Third-party input: Interview system owners, administrators, and end users. They understand real-world workflows and often identify practical vulnerabilities that technical scans miss.

Step 3: Analyze Likelihood and Impact

For each identified vulnerability-threat combination, estimate the probability it will be exploited and the potential harm if exploitation occurs. You don't need complex mathematical models—a qualitative scale (high/medium/low) is defensible if your reasoning is documented.

Consider factors like:

Likelihood: Is the vulnerability easily discoverable? How motivated are potential attackers? How many access points enable exploitation? Do you have detective controls in place?

Impact: How many patients could be affected?
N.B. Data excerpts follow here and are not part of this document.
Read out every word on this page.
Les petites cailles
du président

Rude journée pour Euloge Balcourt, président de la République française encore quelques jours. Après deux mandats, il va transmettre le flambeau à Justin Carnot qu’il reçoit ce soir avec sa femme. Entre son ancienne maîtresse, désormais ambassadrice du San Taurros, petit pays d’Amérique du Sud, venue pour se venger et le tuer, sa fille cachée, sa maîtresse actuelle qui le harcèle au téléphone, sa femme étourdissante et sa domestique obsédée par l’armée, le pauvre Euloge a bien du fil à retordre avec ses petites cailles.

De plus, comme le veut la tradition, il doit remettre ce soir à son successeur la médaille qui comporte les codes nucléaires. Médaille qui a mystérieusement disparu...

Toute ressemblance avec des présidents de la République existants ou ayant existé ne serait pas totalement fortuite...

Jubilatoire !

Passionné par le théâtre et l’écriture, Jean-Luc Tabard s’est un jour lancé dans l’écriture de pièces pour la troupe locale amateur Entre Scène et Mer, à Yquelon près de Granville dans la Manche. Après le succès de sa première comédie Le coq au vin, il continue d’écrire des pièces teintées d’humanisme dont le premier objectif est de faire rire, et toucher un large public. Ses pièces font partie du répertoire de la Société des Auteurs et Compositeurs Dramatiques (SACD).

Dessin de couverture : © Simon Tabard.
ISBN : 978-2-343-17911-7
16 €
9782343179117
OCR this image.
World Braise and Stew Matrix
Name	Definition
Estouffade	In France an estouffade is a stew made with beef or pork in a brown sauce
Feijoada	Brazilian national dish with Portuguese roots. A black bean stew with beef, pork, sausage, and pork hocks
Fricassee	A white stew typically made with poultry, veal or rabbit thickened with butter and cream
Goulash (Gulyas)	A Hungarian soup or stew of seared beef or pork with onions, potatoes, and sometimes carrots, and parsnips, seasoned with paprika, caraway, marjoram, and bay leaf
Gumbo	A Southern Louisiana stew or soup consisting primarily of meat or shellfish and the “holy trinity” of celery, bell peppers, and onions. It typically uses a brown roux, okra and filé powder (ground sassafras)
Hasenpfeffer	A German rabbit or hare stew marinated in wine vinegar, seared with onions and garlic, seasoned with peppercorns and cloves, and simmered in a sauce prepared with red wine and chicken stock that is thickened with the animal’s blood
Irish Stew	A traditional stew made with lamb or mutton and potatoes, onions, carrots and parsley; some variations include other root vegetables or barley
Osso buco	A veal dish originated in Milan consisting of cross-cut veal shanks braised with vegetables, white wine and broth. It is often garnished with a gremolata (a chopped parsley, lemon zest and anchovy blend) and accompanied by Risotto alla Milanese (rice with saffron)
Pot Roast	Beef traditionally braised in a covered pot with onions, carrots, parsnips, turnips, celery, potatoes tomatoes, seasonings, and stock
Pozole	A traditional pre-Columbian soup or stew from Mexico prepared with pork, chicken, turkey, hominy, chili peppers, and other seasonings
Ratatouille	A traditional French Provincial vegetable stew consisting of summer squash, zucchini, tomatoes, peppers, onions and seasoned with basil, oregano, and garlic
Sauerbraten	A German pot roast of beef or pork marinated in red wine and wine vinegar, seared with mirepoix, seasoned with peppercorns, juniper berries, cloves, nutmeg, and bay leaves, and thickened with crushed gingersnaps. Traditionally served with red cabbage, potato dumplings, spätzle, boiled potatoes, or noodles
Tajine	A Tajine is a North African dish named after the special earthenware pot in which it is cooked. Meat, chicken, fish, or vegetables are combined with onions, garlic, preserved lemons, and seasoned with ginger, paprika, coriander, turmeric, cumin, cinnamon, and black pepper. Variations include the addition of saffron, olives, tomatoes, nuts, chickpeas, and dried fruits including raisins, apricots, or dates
What data elements would be compromised (names only versus full records with financial identifiers)? What is the potential for identity theft or discrimination? What are regulatory and reputational consequences?

Document this analysis in a risk register. This artifact demonstrates due diligence to auditors and regulators.

Step 4: Evaluate Current Controls

For each identified risk, list existing mitigating controls. Be realistic about their effectiveness. A firewall that hasn't been updated in three years provides less protection than you might assume. HIPAA §164.312(a)(1) requires appropriate technical safeguards including access controls, encryption, and audit controls, but your risk analysis should assess whether these controls are functioning as intended.

Step 5: Document and Prioritize Recommendations

Based on residual risk (risk remaining after current controls), recommend additional safeguards. Prioritize by risk level and feasibility. Some recommendations may be immediate (disable unnecessary accounts), others may require capital projects (implement encryption for mobile devices).

Document the rationale for each recommendation and residual risk acceptance decisions. If leadership accepts a high risk without remediation, ensure this decision is documented in writing—this is critical for demonstrating good-faith compliance efforts.

Step 6: Schedule Review and Update

HIPAA §164.308(a)(1)(ii)(B) requires periodic reviews and updates. Establish a schedule—annually at minimum, or when significant system changes occur. Document when reviews occurred and what changes resulted.

Your risk analysis is not a static document. It's a living inventory of your organization's security posture, updated as threats evolve, systems change, and controls are implemented.